Link Found Between Reversible ‘Epigenetic’ Marks And Behavior Patterns

Genetic analysis of different types of worker bees has for the first time demonstrated a link between reversible chemical tags on an organism’s DNA and their behavioral patterns.

Andy Feinberg, a professor of molecular medicine and the director of the Center for Epigenetics at Hopkins’ Institute for Basic Biomedical Sciences, and colleagues used a method they called CHARM (comprehensive high-throughput arrays for relative methylation) to investigate the location of the DNA methylation biochemical process in the brains of both “nurse” bees and “forager” bees.

They chose 21 of each type of worker bee, all approximately the same age, and discovered 155 regions of DNA that had different tag patterns in each of the two bee types, the researchers explained in a Sunday statement. The bulk of those were genes that have been known to affect the status of other genes, they said, and once the differences were identified, Feinberg and his colleagues set out to discover whether or not they were permanent.

Knowing that nurses can switch jobs, so to speak, if there are a lack of foragers in a hive (and vice-versa), they removed all of the nurses and observed for several weeks while the hive restored the balance. Once that was completed, they again studied the DNA methylation patterns to determine whether or not the tags had changed in the foragers that became nurses.

In fact, 107 DNA regions had shown changes in the tags, “suggesting that the epigenetic marks were not permanent but reversible and connected to the bees’ behavior and the facts of life in the hive,” the researchers said.

Furthermore, “more than half of those regions” – 57, to be precise – “had already been identified among the 155 regions that change when nurses mature into foragers,” leading Feinberg and his colleagues to determine that those regions “are likely at the heart of the different behaviors exhibited by nurses and foragers.”

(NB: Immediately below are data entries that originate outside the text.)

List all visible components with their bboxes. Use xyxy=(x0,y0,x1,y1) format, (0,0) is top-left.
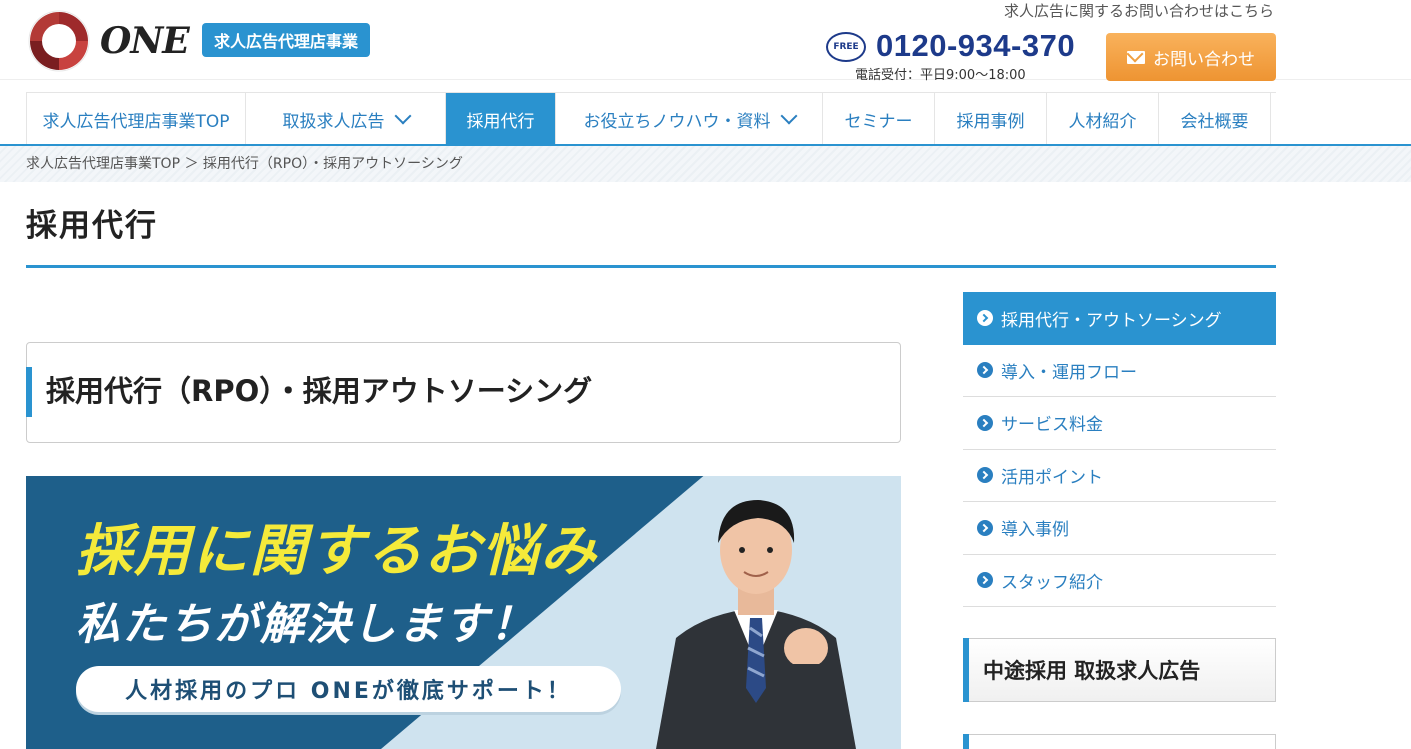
contact-heading: 求人広告に関するお問い合わせはこちら xyxy=(1003,2,1274,20)
businessman-illustration xyxy=(656,500,856,749)
sidebar-item-staff[interactable]: スタッフ紹介 xyxy=(963,555,1276,607)
section-title: 採用代行（RPO）・採用アウトソーシング xyxy=(46,374,593,408)
nav-item-rpo[interactable]: 採用代行 xyxy=(446,93,556,145)
page-title: 採用代行 xyxy=(26,208,158,244)
title-underline xyxy=(26,265,1276,268)
phone-hours: 電話受付：平日9:00〜18:00 xyxy=(855,68,1026,83)
contact-button-label: お問い合わせ xyxy=(1153,49,1255,70)
nav-label: 求人広告代理店事業TOP xyxy=(42,111,230,132)
nav-item-knowhow[interactable]: お役立ちノウハウ・資料 xyxy=(556,93,823,145)
logo-text: ONE xyxy=(100,20,190,62)
division-badge: 求人広告代理店事業 xyxy=(202,23,371,57)
sidebar-box-accent xyxy=(963,638,969,702)
sidebar-item-rpo[interactable]: 採用代行・アウトソーシング xyxy=(963,292,1276,345)
arrow-circle-icon xyxy=(977,519,993,536)
hero-banner: 採用に関するお悩み 私たちが解決します！ 人材採用のプロ ONEが徹底サポート！ xyxy=(26,476,901,749)
nav-item-job-ads[interactable]: 取扱求人広告 xyxy=(246,93,446,145)
chevron-down-icon xyxy=(394,107,411,125)
logo-swirl-icon xyxy=(28,10,90,72)
nav-label: 取扱求人広告 xyxy=(282,111,385,132)
nav-item-seminar[interactable]: セミナー xyxy=(823,93,935,145)
nav-label: お役立ちノウハウ・資料 xyxy=(583,111,771,132)
nav-label: 人材紹介 xyxy=(1068,111,1137,132)
sidebar-item-label: 導入事例 xyxy=(1001,520,1069,541)
chevron-down-icon xyxy=(780,107,797,125)
section-accent-bar xyxy=(26,367,32,417)
nav-label: 会社概要 xyxy=(1180,111,1249,132)
breadcrumb[interactable]: 求人広告代理店事業TOP ＞ 採用代行（RPO）・採用アウトソーシング xyxy=(26,153,463,173)
nav-item-top[interactable]: 求人広告代理店事業TOP xyxy=(26,93,246,145)
nav-item-company[interactable]: 会社概要 xyxy=(1159,93,1271,145)
sidebar-item-label: スタッフ紹介 xyxy=(1001,572,1103,593)
mail-icon xyxy=(1127,50,1145,64)
banner-subheadline: 私たちが解決します！ xyxy=(76,599,536,650)
site-logo[interactable]: ONE xyxy=(26,8,190,74)
nav-item-recruitment[interactable]: 人材紹介 xyxy=(1047,93,1159,145)
nav-label: 採用事例 xyxy=(956,111,1025,132)
banner-headline: 採用に関するお悩み xyxy=(76,519,598,584)
arrow-circle-icon xyxy=(977,414,993,431)
freecall-icon: FREE xyxy=(826,32,866,62)
sidebar-box-title: 中途採用 取扱求人広告 xyxy=(983,659,1201,683)
sidebar-box-next xyxy=(963,734,1276,749)
phone-number[interactable]: 0120-934-370 xyxy=(876,28,1075,64)
sidebar-item-points[interactable]: 活用ポイント xyxy=(963,450,1276,502)
arrow-circle-icon xyxy=(977,467,993,484)
sidebar-item-label: 活用ポイント xyxy=(1001,467,1103,488)
arrow-circle-icon xyxy=(977,572,993,589)
sidebar-box-next-accent xyxy=(963,734,969,749)
site-header: ONE 求人広告代理店事業 求人広告に関するお問い合わせはこちら FREE 01… xyxy=(0,0,1411,83)
sidebar-item-label: サービス料金 xyxy=(1001,415,1103,436)
arrow-circle-icon xyxy=(977,310,993,327)
nav-label: セミナー xyxy=(844,111,913,132)
contact-button[interactable]: お問い合わせ xyxy=(1106,33,1276,81)
global-nav: 求人広告代理店事業TOP 取扱求人広告 採用代行 お役立ちノウハウ・資料 セミナ… xyxy=(26,92,1276,145)
sidebar-item-label: 導入・運用フロー xyxy=(1001,362,1137,383)
banner-pill: 人材採用のプロ ONEが徹底サポート！ xyxy=(76,666,621,712)
sidebar-item-cases[interactable]: 導入事例 xyxy=(963,502,1276,555)
sidebar-item-pricing[interactable]: サービス料金 xyxy=(963,397,1276,450)
sidebar-item-flow[interactable]: 導入・運用フロー xyxy=(963,345,1276,397)
arrow-circle-icon xyxy=(977,362,993,379)
nav-item-cases[interactable]: 採用事例 xyxy=(935,93,1047,145)
sidebar-menu: 採用代行・アウトソーシング 導入・運用フロー サービス料金 活用ポイント 導入事… xyxy=(963,292,1276,607)
nav-label: 採用代行 xyxy=(466,111,535,132)
sidebar-item-label: 採用代行・アウトソーシング xyxy=(1001,310,1222,331)
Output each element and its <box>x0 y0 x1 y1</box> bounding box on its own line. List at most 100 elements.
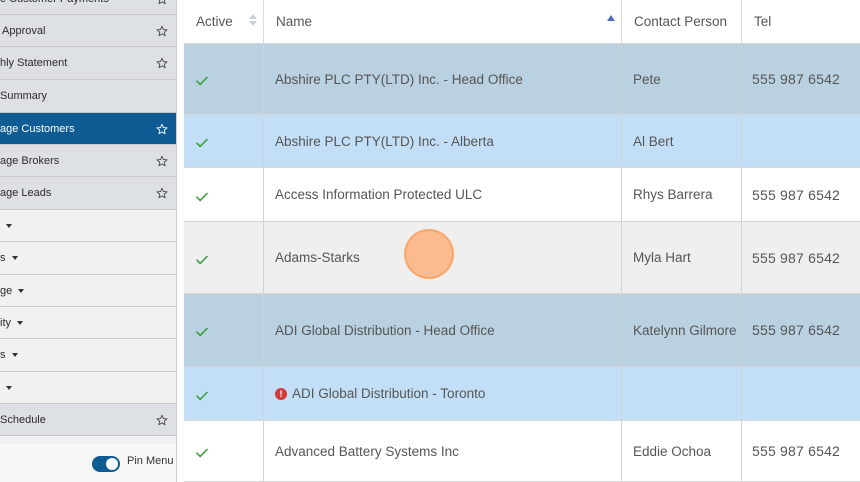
cell-contact-person <box>622 367 742 420</box>
table-row[interactable]: Abshire PLC PTY(LTD) Inc. - Alberta Al Be… <box>184 115 860 168</box>
star-outline-icon[interactable] <box>156 155 168 167</box>
sidebar-item[interactable]: age Customers <box>0 113 176 145</box>
exclamation-circle-icon: ! <box>275 387 287 400</box>
sidebar-item[interactable]: hly Statement <box>0 47 176 80</box>
column-header-contact-person[interactable]: Contact Person <box>622 0 742 43</box>
customer-name: Access Information Protected ULC <box>275 187 483 202</box>
cell-tel <box>742 115 860 167</box>
sidebar-item[interactable]: Approval <box>0 15 176 47</box>
sidebar-item-label: ge <box>0 284 25 297</box>
table-header: Active Name Contact Person Tel <box>184 0 860 44</box>
sidebar-item-text: ity <box>0 316 11 329</box>
sidebar-item[interactable]: s <box>0 242 176 275</box>
table-row[interactable]: ADI Global Distribution - Head Office Kat… <box>184 294 860 367</box>
table-row[interactable]: Adams-Starks Myla Hart 555 987 6542 <box>184 222 860 294</box>
chevron-down-icon <box>11 256 18 260</box>
sidebar-item[interactable]: ity <box>0 307 176 339</box>
sidebar-item[interactable]: ge <box>0 275 176 307</box>
checkmark-icon <box>196 446 208 458</box>
checkmark-icon <box>196 389 208 400</box>
cell-name: Advanced Battery Systems Inc <box>264 421 622 481</box>
table-row[interactable]: ! ADI Global Distribution - Toronto <box>184 367 860 421</box>
chevron-down-icon <box>6 385 12 390</box>
checkmark-icon <box>196 190 208 201</box>
column-header-tel[interactable]: Tel <box>742 0 860 43</box>
star-outline-icon[interactable] <box>156 123 168 135</box>
sidebar-item[interactable]: Schedule <box>0 404 176 436</box>
table-row[interactable]: Access Information Protected ULC Rhys Bar… <box>184 168 860 222</box>
telephone: 555 987 6542 <box>752 186 841 203</box>
sidebar-item[interactable]: age Leads <box>0 177 176 210</box>
sidebar-item-label <box>0 223 12 228</box>
star-outline-icon[interactable] <box>156 57 168 69</box>
column-header-label: Name <box>276 14 313 29</box>
sidebar-item-label: ity <box>0 317 23 329</box>
cell-tel <box>742 367 860 420</box>
cell-contact-person: Myla Hart <box>622 222 742 293</box>
column-header-name[interactable]: Name <box>264 0 622 43</box>
toggle-knob <box>106 458 118 470</box>
sidebar-menu: e Customer Payments Approval hly Statement… <box>0 0 177 482</box>
sidebar-item-label: age Leads <box>0 187 52 199</box>
column-header-label: Contact Person <box>634 14 728 29</box>
customer-name: ADI Global Distribution - Toronto <box>292 386 486 401</box>
sidebar-item-label: Approval <box>2 24 46 37</box>
cell-active <box>184 421 264 481</box>
sidebar-item-label: e Customer Payments <box>0 0 109 5</box>
column-header-label: Tel <box>754 14 772 29</box>
sidebar-item-label: Schedule <box>0 413 46 426</box>
checkmark-icon <box>196 74 208 86</box>
chevron-down-icon <box>18 288 25 293</box>
cell-tel: 555 987 6542 <box>742 222 860 293</box>
click-indicator <box>404 229 454 279</box>
cell-contact-person: Rhys Barrera <box>622 168 742 221</box>
sidebar-item[interactable]: e Customer Payments <box>0 0 176 15</box>
pin-menu-toggle[interactable] <box>92 456 120 472</box>
customers-table: Active Name Contact Person Tel Abshire P… <box>184 0 860 482</box>
sidebar-item-text: s <box>0 349 6 361</box>
sidebar-item-label: age Customers <box>0 122 75 135</box>
chevron-down-icon <box>17 320 23 325</box>
star-outline-icon[interactable] <box>156 414 168 426</box>
contact-person: Al Bert <box>633 133 674 149</box>
cell-contact-person: Al Bert <box>622 115 742 167</box>
cell-name: Abshire PLC PTY(LTD) Inc. - Alberta <box>264 115 622 167</box>
cell-active <box>184 294 264 366</box>
sidebar-item-text: s <box>0 252 6 264</box>
contact-person: Pete <box>633 71 661 87</box>
cell-tel: 555 987 6542 <box>742 421 860 481</box>
checkmark-icon <box>196 136 208 148</box>
cell-tel: 555 987 6542 <box>742 44 860 114</box>
customer-name: Adams-Starks <box>275 250 360 265</box>
cell-contact-person: Katelynn Gilmore <box>622 294 742 366</box>
column-header-active[interactable]: Active <box>184 0 264 43</box>
table-row[interactable]: Advanced Battery Systems Inc Eddie Ochoa 5… <box>184 421 860 482</box>
sidebar-item[interactable] <box>0 210 176 242</box>
contact-person: Rhys Barrera <box>633 187 713 202</box>
table-row[interactable]: Abshire PLC PTY(LTD) Inc. - Head Office P… <box>184 44 860 115</box>
contact-person: Katelynn Gilmore <box>633 322 737 338</box>
contact-person: Myla Hart <box>633 250 691 265</box>
customer-name: Advanced Battery Systems Inc <box>275 443 459 459</box>
sidebar-item-label: age Brokers <box>0 154 60 167</box>
sidebar-item-text: ge <box>0 284 13 297</box>
checkmark-icon <box>196 325 208 337</box>
cell-name: Access Information Protected ULC <box>264 168 622 221</box>
cell-active <box>184 44 264 114</box>
sidebar-item[interactable] <box>0 372 176 404</box>
cell-active <box>184 367 264 420</box>
star-outline-icon[interactable] <box>156 187 168 199</box>
cell-contact-person: Eddie Ochoa <box>622 421 742 481</box>
sidebar-item[interactable]: age Brokers <box>0 145 176 177</box>
column-header-label: Active <box>196 14 233 29</box>
cell-name: ! ADI Global Distribution - Toronto <box>264 367 622 420</box>
cell-active <box>184 168 264 221</box>
customer-name: Abshire PLC PTY(LTD) Inc. - Alberta <box>275 133 494 149</box>
customer-name: Abshire PLC PTY(LTD) Inc. - Head Office <box>275 71 523 87</box>
sort-icon <box>249 14 257 28</box>
star-outline-icon[interactable] <box>156 25 168 37</box>
cell-tel: 555 987 6542 <box>742 294 860 366</box>
sidebar-item[interactable]: Summary <box>0 80 176 113</box>
star-outline-icon[interactable] <box>156 0 168 5</box>
sidebar-item[interactable]: s <box>0 339 176 372</box>
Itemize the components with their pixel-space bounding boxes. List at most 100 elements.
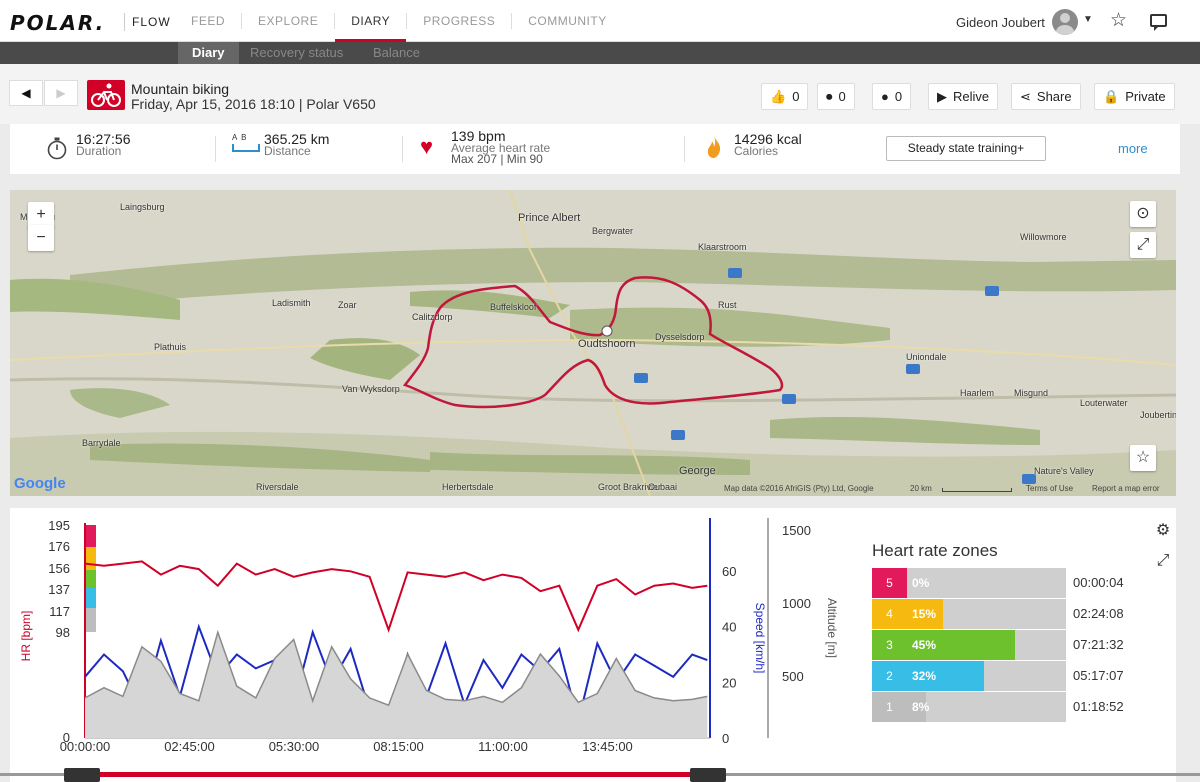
altitude-tick-label: 500 (782, 669, 804, 684)
hr-tick-label: 117 (49, 604, 70, 619)
whistle-button[interactable]: ⏺ 0 (817, 83, 855, 110)
map-place-label: Dysselsdorp (655, 332, 705, 342)
flow-label[interactable]: FLOW (132, 15, 171, 29)
map-place-label: Klaarstroom (698, 242, 747, 252)
map-place-label: Van Wyksdorp (342, 384, 400, 394)
flame-icon (707, 136, 721, 158)
time-tick-label: 00:00:00 (60, 739, 111, 754)
map-place-label: Prince Albert (518, 212, 581, 224)
distance-icon: A B (232, 133, 262, 159)
timeline-scrubber[interactable] (0, 768, 1200, 782)
more-link[interactable]: more (1118, 141, 1148, 156)
zone-time: 00:00:04 (1073, 575, 1124, 590)
zone-bar-track (907, 568, 1066, 598)
star-icon[interactable]: ☆ (1110, 9, 1127, 32)
next-session-button[interactable]: ▶ (44, 80, 78, 106)
privacy-button[interactable]: 🔒 Private (1094, 83, 1175, 110)
scale-bar (942, 488, 1012, 492)
distance-label: Distance (264, 144, 311, 158)
zone-number: 4 (872, 599, 907, 629)
like-count: 0 (792, 89, 800, 104)
zone-percent: 45% (912, 638, 937, 652)
mountain-bike-icon (87, 80, 125, 110)
map-place-label: Plathuis (154, 342, 187, 352)
nav-progress[interactable]: PROGRESS (407, 0, 511, 42)
tab-diary[interactable]: Diary (178, 42, 239, 64)
map-place-label: Willowmore (1020, 232, 1067, 242)
session-header: ◀ ▶ Mountain biking Friday, Apr 15, 2016… (0, 64, 1200, 124)
hr-tick-label: 176 (48, 539, 70, 554)
star-icon[interactable]: ☆ (1130, 445, 1156, 471)
session-graph[interactable]: 981171371561761950 02040605001000150000:0… (0, 508, 860, 778)
time-tick-label: 05:30:00 (269, 739, 320, 754)
fullscreen-icon[interactable]: ⤢ (1130, 232, 1156, 258)
share-icon: ⋖ (1020, 89, 1031, 104)
hr-zone-row: 3 45% (872, 630, 1067, 660)
logo-divider (124, 13, 125, 31)
zoom-out-button[interactable]: − (28, 225, 54, 251)
distance-icon-label: A B (232, 133, 248, 142)
nav-explore[interactable]: EXPLORE (242, 0, 334, 42)
map-place-label: Barrydale (82, 438, 121, 448)
divider (402, 136, 403, 162)
comment-count: 0 (894, 89, 903, 104)
speed-tick-label: 60 (722, 564, 736, 579)
tab-balance[interactable]: Balance (373, 42, 420, 64)
previous-session-button[interactable]: ◀ (9, 80, 43, 106)
series-line-hr (84, 560, 708, 633)
map-place-label: Louterwater (1080, 398, 1128, 408)
play-icon: ▶ (937, 89, 947, 104)
map-place-label: George (679, 465, 716, 477)
map-scale: 20 km (910, 484, 932, 493)
session-datetime: Friday, Apr 15, 2016 18:10 | Polar V650 (131, 96, 376, 112)
share-button[interactable]: ⋖ Share (1011, 83, 1081, 110)
time-tick-label: 08:15:00 (373, 739, 424, 754)
nav-feed[interactable]: FEED (175, 0, 241, 42)
duration-stat: 16:27:56 Duration (76, 132, 131, 157)
zone-percent: 32% (912, 669, 937, 683)
map-place-label: Uniondale (906, 352, 947, 362)
sport-title: Mountain biking (131, 81, 230, 97)
route-map[interactable]: Laingsburg Prince Albert Bergwater Klaarstr… (10, 190, 1176, 496)
map-place-label: Riversdale (256, 482, 299, 492)
training-benefit-button[interactable]: Steady state training+ (886, 136, 1046, 161)
speed-tick-label: 40 (722, 620, 736, 635)
altitude-axis-label: Altitude [m] (825, 598, 839, 658)
main-nav: FEED EXPLORE DIARY PROGRESS COMMUNITY (175, 0, 623, 42)
hr-tick-label: 156 (48, 561, 70, 576)
fullscreen-icon[interactable]: ⤢ (1150, 548, 1176, 574)
zone-percent: 8% (912, 700, 930, 714)
nav-diary[interactable]: DIARY (335, 0, 407, 42)
summary-stats: 16:27:56 Duration A B 365.25 km Distance… (10, 124, 1180, 174)
message-icon[interactable] (1150, 14, 1167, 31)
calories-stat: 14296 kcal Calories (734, 132, 802, 157)
range-end-handle[interactable] (690, 768, 726, 782)
user-name[interactable]: Gideon Joubert (956, 15, 1045, 30)
settings-icon[interactable]: ⚙ (1150, 518, 1176, 544)
map-place-label: Calitzdorp (412, 312, 453, 322)
duration-label: Duration (76, 144, 122, 158)
terms-link[interactable]: Terms of Use (1026, 484, 1073, 493)
polar-logo[interactable]: POLAR. (10, 11, 105, 35)
relive-button[interactable]: ▶ Relive (928, 83, 999, 110)
like-button[interactable]: 👍 0 (761, 83, 809, 110)
hr-zone-row: 2 32% (872, 661, 1067, 691)
report-map-error-link[interactable]: Report a map error (1092, 484, 1160, 493)
hr-zone-row: 5 0% (872, 568, 1067, 598)
top-nav-bar: POLAR. FLOW FEED EXPLORE DIARY PROGRESS … (0, 0, 1200, 42)
divider (684, 136, 685, 162)
tab-recovery-status[interactable]: Recovery status (250, 42, 343, 64)
heart-rate-min-max: Max 207 | Min 90 (451, 152, 543, 166)
chevron-down-icon[interactable]: ▼ (1083, 14, 1093, 25)
zone-number: 1 (872, 692, 907, 722)
avatar[interactable] (1052, 9, 1078, 35)
nav-community[interactable]: COMMUNITY (512, 0, 623, 42)
divider (215, 136, 216, 162)
comment-button[interactable]: ● 0 (872, 83, 912, 110)
locate-icon[interactable]: ⊙ (1130, 201, 1156, 227)
map-place-label: Rust (718, 300, 737, 310)
heart-rate-stat: 139 bpm Average heart rate Max 207 | Min… (451, 129, 550, 165)
range-start-handle[interactable] (64, 768, 100, 782)
altitude-tick-label: 1000 (782, 596, 811, 611)
zone-number: 2 (872, 661, 907, 691)
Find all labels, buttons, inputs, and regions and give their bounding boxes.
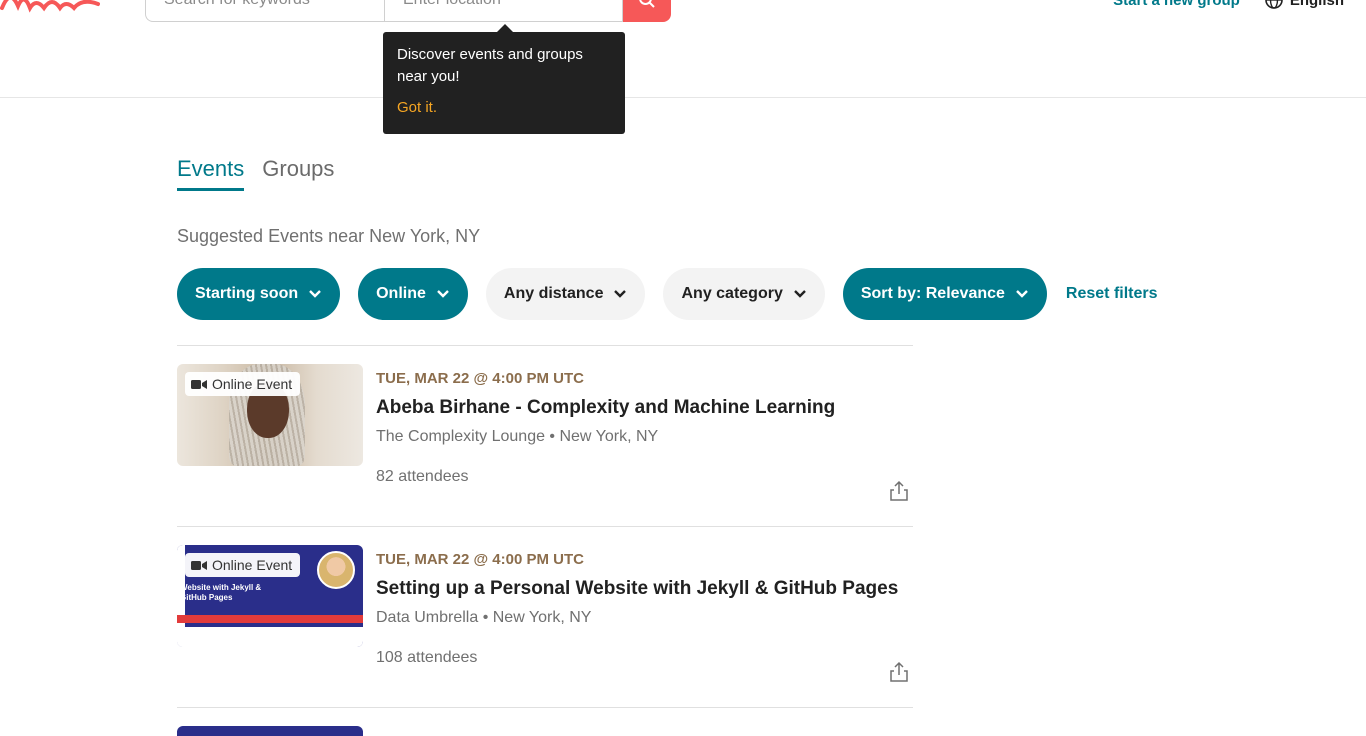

According to the statement, “The researchers say they hope their results may begin to shed light on complex behavioral issues in humans, such as learning, memory, stress response and mood disorders, which all involve interactions between genetic and epigenetic components similar to those in the study. A person’s underlying genetic sequence is acted upon by epigenetic tags, which may be affected by external cues to change in ways that create stable – but reversible – behavioral patterns.”

The findings are published in Nature Neuroscience.